El tono de la señorita Williams se tornó seco y brusco.
—Había recorrido la mitad del camino cuando me encontré con el señor Meredith Blake. Le encargué el recado y volví al lado de la señora Crale. Pensé, ¿comprende?, que pudiera haber sufrido un colapso... y los hombres no sirven para nada en un caso así.
—Y... ¿lo había sufrido?
Dijo la señorita Williams con sequedad:
—La señora Crale era completamente dueña de sí misma. Se mostró completamente distinta de la señorita Elsa Greer, que tuvo un ataque de histeria y nos ofreció una escena desagradable.
—¿Qué clase de escena?
—Intentó atacar a la señora Crale.
—¿Quiere usted decir con eso que se dio cuenta de que la señora Crale era responsable de la muerte de su esposo?
La señorita Williams reflexionó unos instantes.

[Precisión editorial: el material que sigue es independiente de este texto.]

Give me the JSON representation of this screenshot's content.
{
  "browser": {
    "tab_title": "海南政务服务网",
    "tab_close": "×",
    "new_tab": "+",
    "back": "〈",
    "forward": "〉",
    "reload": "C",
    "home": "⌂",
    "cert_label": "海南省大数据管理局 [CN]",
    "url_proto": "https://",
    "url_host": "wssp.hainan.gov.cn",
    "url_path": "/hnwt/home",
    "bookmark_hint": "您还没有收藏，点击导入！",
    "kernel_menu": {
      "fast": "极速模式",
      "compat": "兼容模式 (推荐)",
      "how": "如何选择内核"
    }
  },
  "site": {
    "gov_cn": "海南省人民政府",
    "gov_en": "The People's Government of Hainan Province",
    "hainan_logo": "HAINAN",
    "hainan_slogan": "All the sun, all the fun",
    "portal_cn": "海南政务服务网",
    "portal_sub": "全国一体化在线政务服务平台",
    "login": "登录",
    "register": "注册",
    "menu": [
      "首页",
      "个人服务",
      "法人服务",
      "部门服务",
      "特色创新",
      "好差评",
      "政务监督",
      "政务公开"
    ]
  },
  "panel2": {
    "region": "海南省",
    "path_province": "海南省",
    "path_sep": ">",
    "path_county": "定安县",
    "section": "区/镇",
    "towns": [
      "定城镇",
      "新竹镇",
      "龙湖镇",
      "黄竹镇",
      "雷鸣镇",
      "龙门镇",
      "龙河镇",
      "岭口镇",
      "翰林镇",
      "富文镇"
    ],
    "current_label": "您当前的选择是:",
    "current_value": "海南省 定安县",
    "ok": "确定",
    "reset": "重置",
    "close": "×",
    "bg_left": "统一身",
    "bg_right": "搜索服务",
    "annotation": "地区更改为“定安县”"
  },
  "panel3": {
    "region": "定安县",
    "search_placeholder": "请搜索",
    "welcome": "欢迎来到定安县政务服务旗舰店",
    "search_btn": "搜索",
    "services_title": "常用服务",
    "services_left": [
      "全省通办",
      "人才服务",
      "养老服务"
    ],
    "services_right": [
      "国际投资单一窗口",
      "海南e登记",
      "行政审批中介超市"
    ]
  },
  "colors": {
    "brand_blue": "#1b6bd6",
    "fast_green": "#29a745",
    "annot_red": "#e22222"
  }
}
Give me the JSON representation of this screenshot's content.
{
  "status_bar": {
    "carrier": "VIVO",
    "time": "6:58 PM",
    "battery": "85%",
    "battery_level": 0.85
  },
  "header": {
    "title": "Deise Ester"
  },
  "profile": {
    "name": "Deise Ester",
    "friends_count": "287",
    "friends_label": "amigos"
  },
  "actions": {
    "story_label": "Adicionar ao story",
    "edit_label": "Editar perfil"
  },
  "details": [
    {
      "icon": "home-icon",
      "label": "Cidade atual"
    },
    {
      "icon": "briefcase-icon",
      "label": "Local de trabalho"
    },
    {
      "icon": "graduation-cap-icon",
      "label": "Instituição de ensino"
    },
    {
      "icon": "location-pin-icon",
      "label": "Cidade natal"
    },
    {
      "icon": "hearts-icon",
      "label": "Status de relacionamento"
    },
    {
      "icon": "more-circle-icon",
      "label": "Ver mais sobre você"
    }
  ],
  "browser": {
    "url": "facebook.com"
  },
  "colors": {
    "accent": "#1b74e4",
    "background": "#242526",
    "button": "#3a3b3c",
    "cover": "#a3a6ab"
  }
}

—No; mal podía estar segura de eso. Esa... ah... terrible sospecha no había surgido aún. La señorita Greer gritó: «Todo esto es obra tuya, Carolina. Tú le mataste. Tú tienes la culpa.» No llegó a decir: «Tú le envenenaste», pero creo que no hay duda de que lo pensó.
—¿Y la señora Crale?
—¿Hemos de ser hipócritas, monsieur Poirot? No puedo decirle lo que la señora Crale sintió en realidad, ni lo que pensó en aquel momento. Si era horror por lo que había hecho.
—¿Parecía eso?
—No, no... no puedo decir que lo pareciera. Aturdida, sí... y, creo, asustada Sí; estoy segura que asustada. Pero eso es muy natural.
Hércules Poirot dijo en tono descontento:
—Sí, tal vez sea eso muy natural... ¿Qué punto de vista se adoptó oficialmente en la cuestión de la muerte de su esposo?
—El suicidio. Dijo, decididamente desde un principio, que tenía que tratarse de un suicidio.
—¿Dijo lo mismo cuando habló con usted particularmente, u ofreció alguna otra teoría?
—No. Se... se... esforzó en convencerme de que tenía que ser suicidio.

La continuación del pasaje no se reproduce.